[Enhancement](pyudf) Support parameterless calls for pythonUDF by linrrzqqq · Pull Request #62624 · apache/doris

linrrzqqq · 2026-04-20T07:06:14Z

What problem does this PR solve?

Issue Number: close #xxx

Related PR: #xxx

Problem Summary:

CREATE FUNCTION py_pkg_versions()
RETURNS STRING
PROPERTIES (
    "type" = "PYTHON_UDF",
    "symbol" = "evaluate",
    "runtime_version" = "3.12.11",
    "always_nullable" = "true"
)
AS $$
import json
import sys
def evaluate():
    versions = {"python": sys.version}
    try:
        import numpy
        versions["numpy"] = numpy.__version__
    except:
        versions["numpy"] = "not_found"
    try:
        import pandas
        versions["pandas"] = pandas.__version__
    except:
        versions["pandas"] = "not_found"
    try:
        import jieba
        versions["jieba"] = jieba.__version__
    except:
        versions["jieba"] = "not_found"
    return json.dumps(versions)
$$;

before:

SELECT py_pkg_versions();
-- errCode = 2, detailMessage = (172.20.49.73)[INVALID_ARGUMENT]Python UDF input types is empty

now:

SELECT py_pkg_versions();
+------------------------------------------------------------------------------------------------------------------------------------------------------+
| py_pkg_versions()                                                                                                                                    |
+------------------------------------------------------------------------------------------------------------------------------------------------------+
| {"python": "3.12.11 | packaged by conda-forge | (main, Jun  4 2025, 14:45:31) [GCC 13.3.0]", "numpy": "2.4.3", "pandas": "3.0.1", "jieba": "0.42.1"} |
+------------------------------------------------------------------------------------------------------------------------------------------------------+

Release note

None

Check List (For Author)

Test
- Regression test
- Unit Test
- Manual test (add detailed scripts or steps below)
- No need to test or manual test. Explain why:
  - This is a refactor/code format and no logic has been changed.
  - Previous test can cover this change.
  - No code files have been changed.
  - Other reason
Behavior changed:
- No.
- Yes.
Does this need documentation?
- No.
- Yes.

Check List (For Reviewer who merge this PR)

Confirm the release note
Confirm test cases
Confirm document
Add branch pick label

Thearas · 2026-04-20T07:06:19Z

Thank you for your contribution to Apache Doris.
Don't know what should be done next? See How to process your PR.

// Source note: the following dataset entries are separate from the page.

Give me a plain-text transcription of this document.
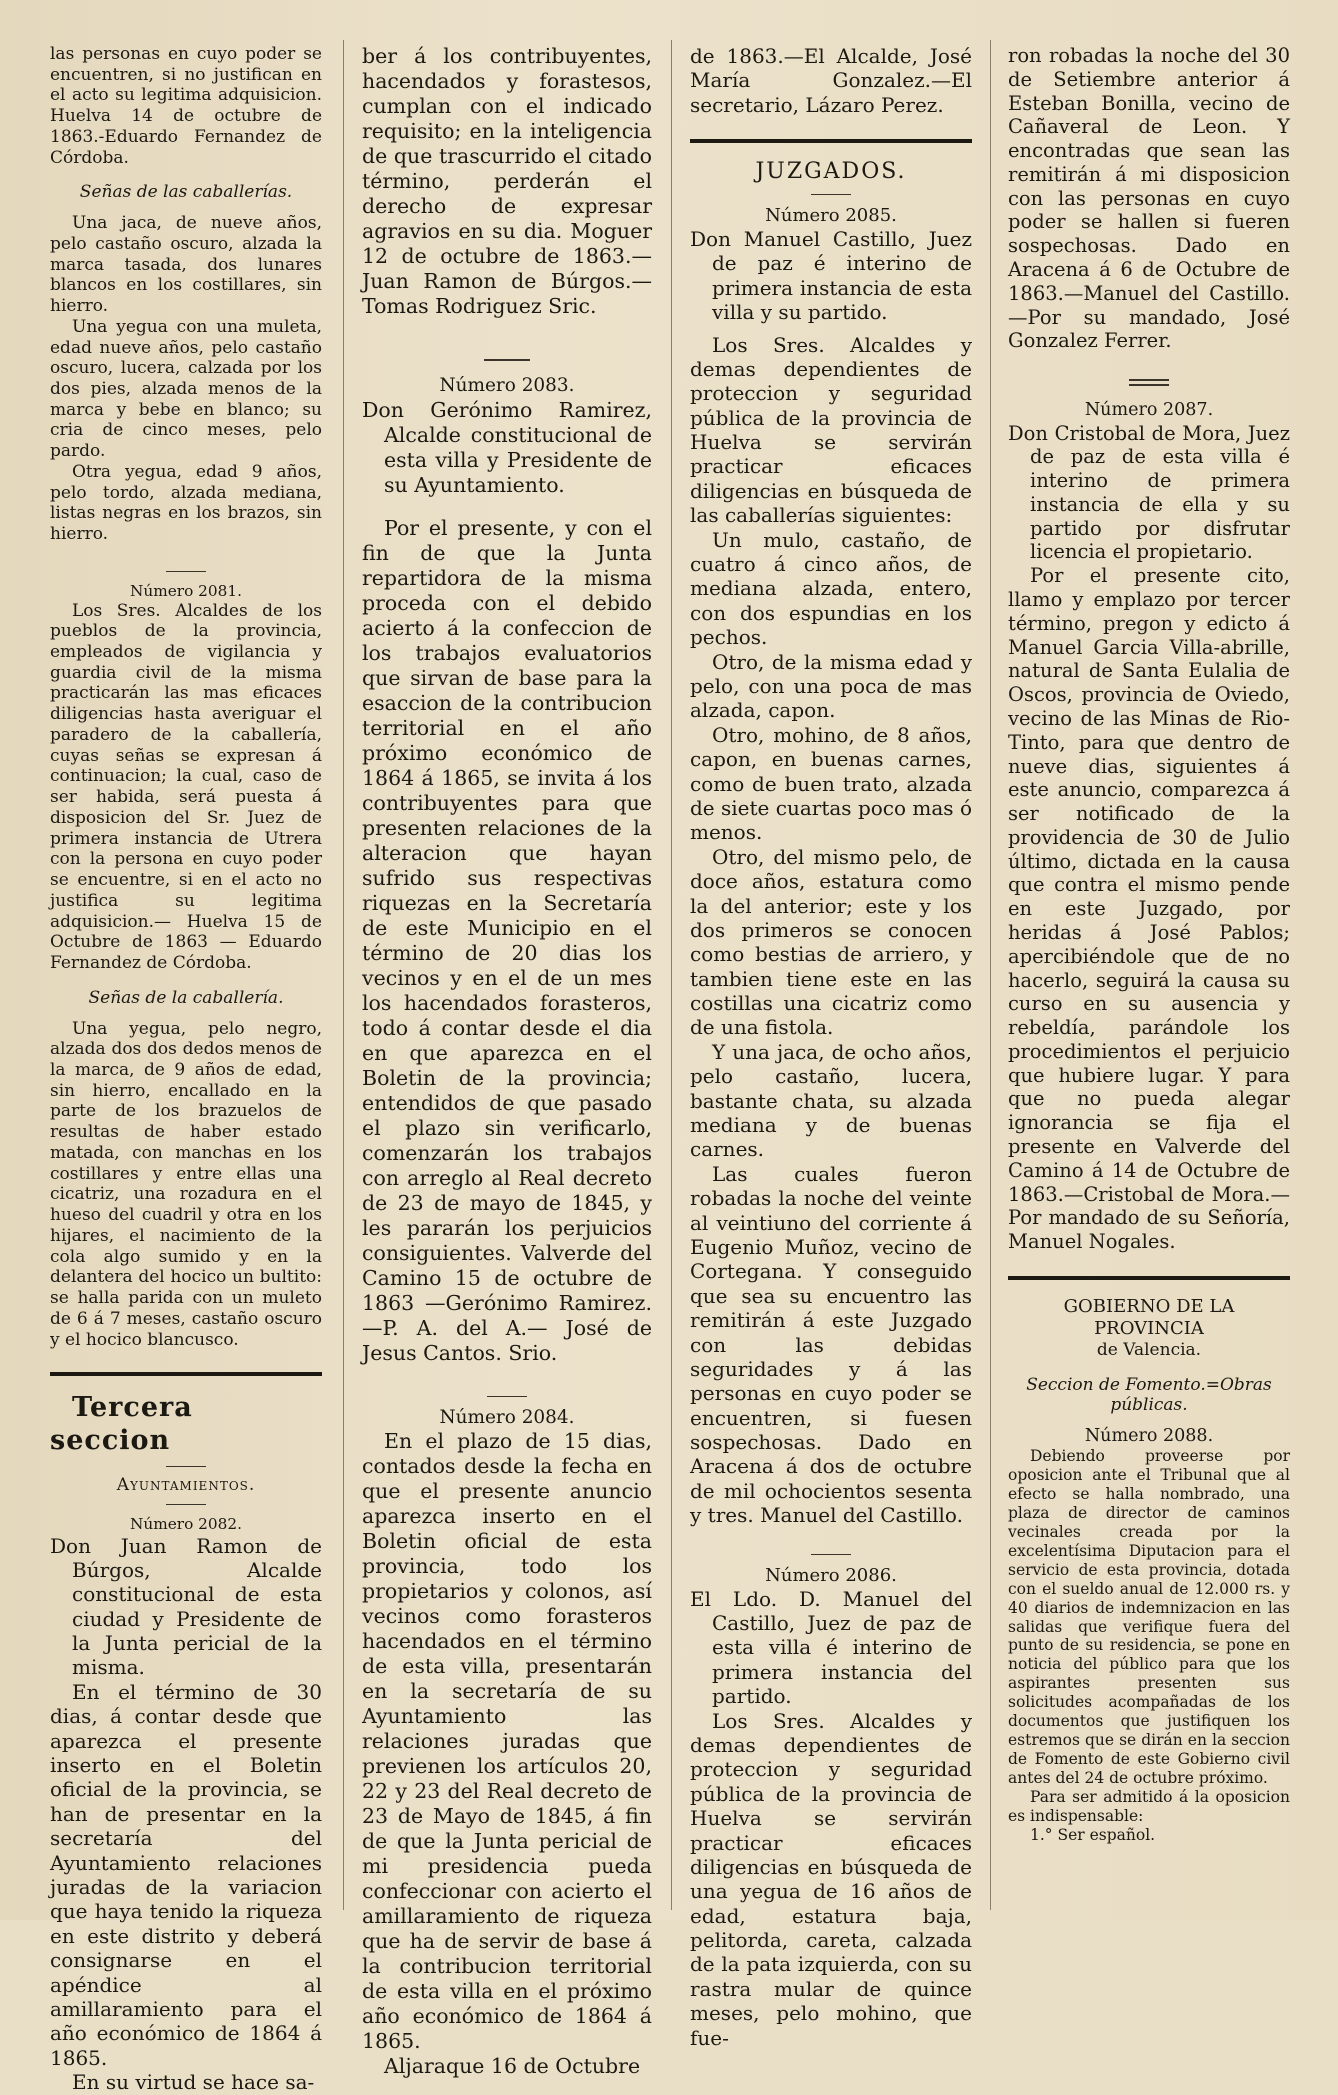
las personas en cuyo poder se encuentren, si no justifican en el acto su legitima adquisicion. Huelva 14 de octubre de 1863.-Eduardo Fernandez de Córdoba.

Señas de las caballerías.

Una jaca, de nueve años, pelo castaño oscuro, alzada la marca tasada, dos lunares blancos en los costillares, sin hierro.

Una yegua con una muleta, edad nueve años, pelo castaño oscuro, lucera, calzada por los dos pies, alzada menos de la marca y bebe en blanco; su cria de cinco meses, pelo pardo.

Otra yegua, edad 9 años, pelo tordo, alzada mediana, listas negras en los brazos, sin hierro.

Número 2081.

Los Sres. Alcaldes de los pueblos de la provincia, empleados de vigilancia y guardia civil de la misma practicarán las mas eficaces diligencias hasta averiguar el paradero de la caballería, cuyas señas se expresan á continuacion; la cual, caso de ser habida, será puesta á disposicion del Sr. Juez de primera instancia de Utrera con la persona en cuyo poder se encuentre, si en el acto no justifica su legitima adquisicion.— Huelva 15 de Octubre de 1863 — Eduardo Fernandez de Córdoba.

Señas de la caballería.

Una yegua, pelo negro, alzada dos dos dedos menos de la marca, de 9 años de edad, sin hierro, encallado en la parte de los brazuelos de resultas de haber estado matada, con manchas en los costillares y entre ellas una cicatriz, una rozadura en el hueso del cuadril y otra en los hijares, el nacimiento de la cola algo sumido y en la delantera del hocico un bultito: se halla parida con un muleto de 6 á 7 meses, castaño oscuro y el hocico blancusco.

Tercera seccion

Ayuntamientos.

Número 2082.

Don Juan Ramon de Búrgos, Alcalde constitucional de esta ciudad y Presidente de la Junta pericial de la misma.

En el término de 30 dias, á contar desde que aparezca el presente inserto en el Boletin oficial de la provincia, se han de presentar en la secretaría del Ayuntamiento relaciones juradas de la variacion que haya tenido la riqueza en este distrito y deberá consignarse en el apéndice al amillaramiento para el año económico de 1864 á 1865.

En su virtud se hace sa-

ber á los contribuyentes, hacendados y forastesos, cumplan con el indicado requisito; en la inteligencia de que trascurrido el citado término, perderán el derecho de expresar agravios en su dia. Moguer 12 de octubre de 1863.—Juan Ramon de Búrgos.—Tomas Rodriguez Sric.

Número 2083.

Don Gerónimo Ramirez, Alcalde constitucional de esta villa y Presidente de su Ayuntamiento.

Por el presente, y con el fin de que la Junta repartidora de la misma proceda con el debido acierto á la confeccion de los trabajos evaluatorios que sirvan de base para la esaccion de la contribucion territorial en el año próximo económico de 1864 á 1865, se invita á los contribuyentes para que presenten relaciones de la alteracion que hayan sufrido sus respectivas riquezas en la Secretaría de este Municipio en el término de 20 dias los vecinos y en el de un mes los hacendados forasteros, todo á contar desde el dia en que aparezca en el Boletin de la provincia; entendidos de que pasado el plazo sin verificarlo, comenzarán los trabajos con arreglo al Real decreto de 23 de mayo de 1845, y les pararán los perjuicios consiguientes. Valverde del Camino 15 de octubre de 1863 —Gerónimo Ramirez.—P. A. del A.— José de Jesus Cantos. Srio.

Número 2084.

En el plazo de 15 dias, contados desde la fecha en que el presente anuncio aparezca inserto en el Boletin oficial de esta provincia, todo los propietarios y colonos, así vecinos como forasteros hacendados en el término de esta villa, presentarán en la secretaría de su Ayuntamiento las relaciones juradas que previenen los artículos 20, 22 y 23 del Real decreto de 23 de Mayo de 1845, á fin de que la Junta pericial de mi presidencia pueda confeccionar con acierto el amillaramiento de riqueza que ha de servir de base á la contribucion territorial de esta villa en el próximo año económico de 1864 á 1865.

Aljaraque 16 de Octubre

de 1863.—El Alcalde, José María Gonzalez.—El secretario, Lázaro Perez.

JUZGADOS.

Número 2085.

Don Manuel Castillo, Juez de paz é interino de primera instancia de esta villa y su partido.

Los Sres. Alcaldes y demas dependientes de proteccion y seguridad pública de la provincia de Huelva se servirán practicar eficaces diligencias en búsqueda de las caballerías siguientes:

Un mulo, castaño, de cuatro á cinco años, de mediana alzada, entero, con dos espundias en los pechos.

Otro, de la misma edad y pelo, con una poca de mas alzada, capon.

Otro, mohino, de 8 años, capon, en buenas carnes, como de buen trato, alzada de siete cuartas poco mas ó menos.

Otro, del mismo pelo, de doce años, estatura como la del anterior; este y los dos primeros se conocen como bestias de arriero, y tambien tiene este en las costillas una cicatriz como de una fistola.

Y una jaca, de ocho años, pelo castaño, lucera, bastante chata, su alzada mediana y de buenas carnes.

Las cuales fueron robadas la noche del veinte al veintiuno del corriente á Eugenio Muñoz, vecino de Cortegana. Y conseguido que sea su encuentro las remitirán á este Juzgado con las debidas seguridades y á las personas en cuyo poder se encuentren, si fuesen sospechosas. Dado en Aracena á dos de octubre de mil ochocientos sesenta y tres. Manuel del Castillo.

Número 2086.

El Ldo. D. Manuel del Castillo, Juez de paz de esta villa é interino de primera instancia del partido.

Los Sres. Alcaldes y demas dependientes de proteccion y seguridad pública de la provincia de Huelva se servirán practicar eficaces diligencias en búsqueda de una yegua de 16 años de edad, estatura baja, pelitorda, careta, calzada de la pata izquierda, con su rastra mular de quince meses, pelo mohino, que fue-

ron robadas la noche del 30 de Setiembre anterior á Esteban Bonilla, vecino de Cañaveral de Leon. Y encontradas que sean las remitirán á mi disposicion con las personas en cuyo poder se hallen si fueren sospechosas. Dado en Aracena á 6 de Octubre de 1863.—Manuel del Castillo.—Por su mandado, José Gonzalez Ferrer.

Número 2087.

Don Cristobal de Mora, Juez de paz de esta villa é interino de primera instancia de ella y su partido por disfrutar licencia el propietario.

Por el presente cito, llamo y emplazo por tercer término, pregon y edicto á Manuel Garcia Villa-abrille, natural de Santa Eulalia de Oscos, provincia de Oviedo, vecino de las Minas de Rio-Tinto, para que dentro de nueve dias, siguientes á este anuncio, comparezca á ser notificado de la providencia de 30 de Julio último, dictada en la causa que contra el mismo pende en este Juzgado, por heridas á José Pablos; apercibiéndole que de no hacerlo, seguirá la causa su curso en su ausencia y rebeldía, parándole los procedimientos el perjuicio que hubiere lugar. Y para que no pueda alegar ignorancia se fija el presente en Valverde del Camino á 14 de Octubre de 1863.—Cristobal de Mora.—Por mandado de su Señoría, Manuel Nogales.

GOBIERNO DE LA PROVINCIA

de Valencia.

Seccion de Fomento.=Obras públicas.

Número 2088.

Debiendo proveerse por oposicion ante el Tribunal que al efecto se halla nombrado, una plaza de director de caminos vecinales creada por la excelentísima Diputacion para el servicio de esta provincia, dotada con el sueldo anual de 12.000 rs. y 40 diarios de indemnizacion en las salidas que verifique fuera del punto de su residencia, se pone en noticia del público para que los aspirantes presenten sus solicitudes acompañadas de los documentos que justifiquen los estremos que se dirán en la seccion de Fomento de este Gobierno civil antes del 24 de octubre próximo.

Para ser admitido á la oposicion es indispensable:

1.° Ser español.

Please clearly describe your PR:

What problem was fixed (it's best to include specific error reporting information). How it was fixed.
Which behaviors were modified. What was the previous behavior, what is it now, why was it modified, and what possible impacts might there be.
What features were added. Why was this function added?
Which code was refactored and why was this part of the code refactored?
Which functions were optimized and what is the difference before and after the optimization?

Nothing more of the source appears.